# Benchmarking System

This document describes the comprehensive benchmarking system for the Probe code search tool.

## Overview

The benchmarking system is designed to measure and track performance across different aspects of the search engine:

1. **Search Performance** - Different search patterns, result limits, and options
2. **Timing Infrastructure** - Overhead and accuracy of timing measurements
3. **Language Parsing** - AST parsing performance for different languages
4. **Memory Usage** - Memory profiling and optimization

## Running Benchmarks

### Using the CLI

```bash
# Run all benchmarks
probe benchmark

# Run specific benchmark suites
probe benchmark --bench search
probe benchmark --bench timing
probe benchmark --bench parsing

# Run with custom settings
probe benchmark --sample-size 100 --format json --output results.json

# Compare with baseline
probe benchmark --compare --baseline previous

# Quick benchmarks (faster, less accurate)
probe benchmark --fast
```

### Using the Script

```bash
# Make script executable (one time)
chmod +x scripts/benchmark.sh

# Run all benchmarks
./scripts/benchmark.sh all

# Run quick benchmarks
./scripts/benchmark.sh quick

# Run specific benchmark type
./scripts/benchmark.sh search
./scripts/benchmark.sh timing
./scripts/benchmark.sh parsing

# Performance regression testing
./scripts/benchmark.sh regression

# Memory profiling (requires valgrind)
./scripts/benchmark.sh memory

# Generate performance report
./scripts/benchmark.sh report
```

### Using Cargo Directly

```bash
# Run all benchmarks
cargo bench

# Run specific benchmark file
cargo bench --bench search_benchmarks
cargo bench --bench timing_benchmarks
cargo bench --bench parsing_benchmarks

# Run with criterion options
cargo bench -- --quick
cargo bench -- --sample-size 100
cargo bench -- --baseline main
```

## Benchmark Types

### Search Benchmarks (`search_benchmarks.rs`)

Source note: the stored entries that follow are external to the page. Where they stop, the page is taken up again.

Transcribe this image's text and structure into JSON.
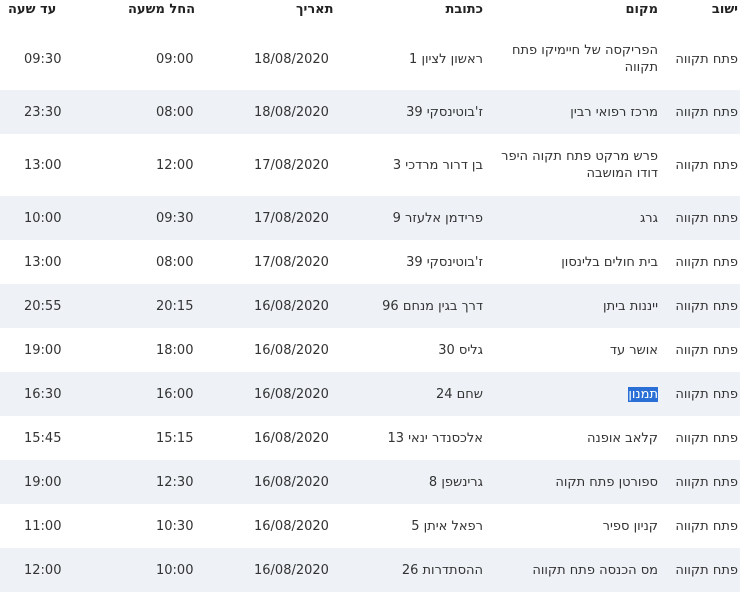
{
  "headers": {
    "city": "ישוב",
    "place": "מקום",
    "address": "כתובת",
    "date": "תאריך",
    "start": "החל משעה",
    "end": "עד שעה"
  },
  "rows": [
    {
      "city": "פתח תקווה",
      "place": "הפריקסה של חיימיקו פתח תקווה",
      "address": "ראשון לציון 1",
      "date": "18/08/2020",
      "start": "09:00",
      "end": "09:30"
    },
    {
      "city": "פתח תקווה",
      "place": "מרכז רפואי רבין",
      "address": "ז'בוטינסקי 39",
      "date": "18/08/2020",
      "start": "08:00",
      "end": "23:30"
    },
    {
      "city": "פתח תקווה",
      "place": "פרש מרקט פתח תקוה היפר דודו המושבה",
      "address": "בן דרור מרדכי 3",
      "date": "17/08/2020",
      "start": "12:00",
      "end": "13:00"
    },
    {
      "city": "פתח תקווה",
      "place": "גרג",
      "address": "פרידמן אלעזר 9",
      "date": "17/08/2020",
      "start": "09:30",
      "end": "10:00"
    },
    {
      "city": "פתח תקווה",
      "place": "בית חולים בלינסון",
      "address": "ז'בוטינסקי 39",
      "date": "17/08/2020",
      "start": "08:00",
      "end": "13:00"
    },
    {
      "city": "פתח תקווה",
      "place": "ייננות ביתן",
      "address": "דרך בגין מנחם 96",
      "date": "16/08/2020",
      "start": "20:15",
      "end": "20:55"
    },
    {
      "city": "פתח תקווה",
      "place": "אושר עד",
      "address": "גליס 30",
      "date": "16/08/2020",
      "start": "18:00",
      "end": "19:00"
    },
    {
      "city": "פתח תקווה",
      "place": "תמנון",
      "address": "שחם 24",
      "date": "16/08/2020",
      "start": "16:00",
      "end": "16:30",
      "highlighted": true
    },
    {
      "city": "פתח תקווה",
      "place": "קלאב אופנה",
      "address": "אלכסנדר ינאי 13",
      "date": "16/08/2020",
      "start": "15:15",
      "end": "15:45"
    },
    {
      "city": "פתח תקווה",
      "place": "ספורטן פתח תקוה",
      "address": "גרינשפן 8",
      "date": "16/08/2020",
      "start": "12:30",
      "end": "19:00"
    },
    {
      "city": "פתח תקווה",
      "place": "קניון ספיר",
      "address": "רפאל איתן 5",
      "date": "16/08/2020",
      "start": "10:30",
      "end": "11:00"
    },
    {
      "city": "פתח תקווה",
      "place": "מס הכנסה פתח תקווה",
      "address": "ההסתדרות 26",
      "date": "16/08/2020",
      "start": "10:00",
      "end": "12:00"
    }
  ]
}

Tests various search scenarios:

- **Search Patterns**: Different query types (simple, function calls, types, etc.)
- **Result Limits**: Performance with different result set sizes
- **Search Options**: Different rerankers, frequency search on/off
- **Query Complexity**: Single terms vs. compound queries

### Timing Benchmarks (`timing_benchmarks.rs`)

Tests the timing infrastructure:

- **Timing Overhead**: Cost of collecting timing data
- **Duration Formatting**: Performance of human-readable formatting
- **Timing Aggregation**: Sum, average, min/max calculations
- **Timing Storage**: HashMap vs. Vec storage performance

### Parsing Benchmarks (`parsing_benchmarks.rs`)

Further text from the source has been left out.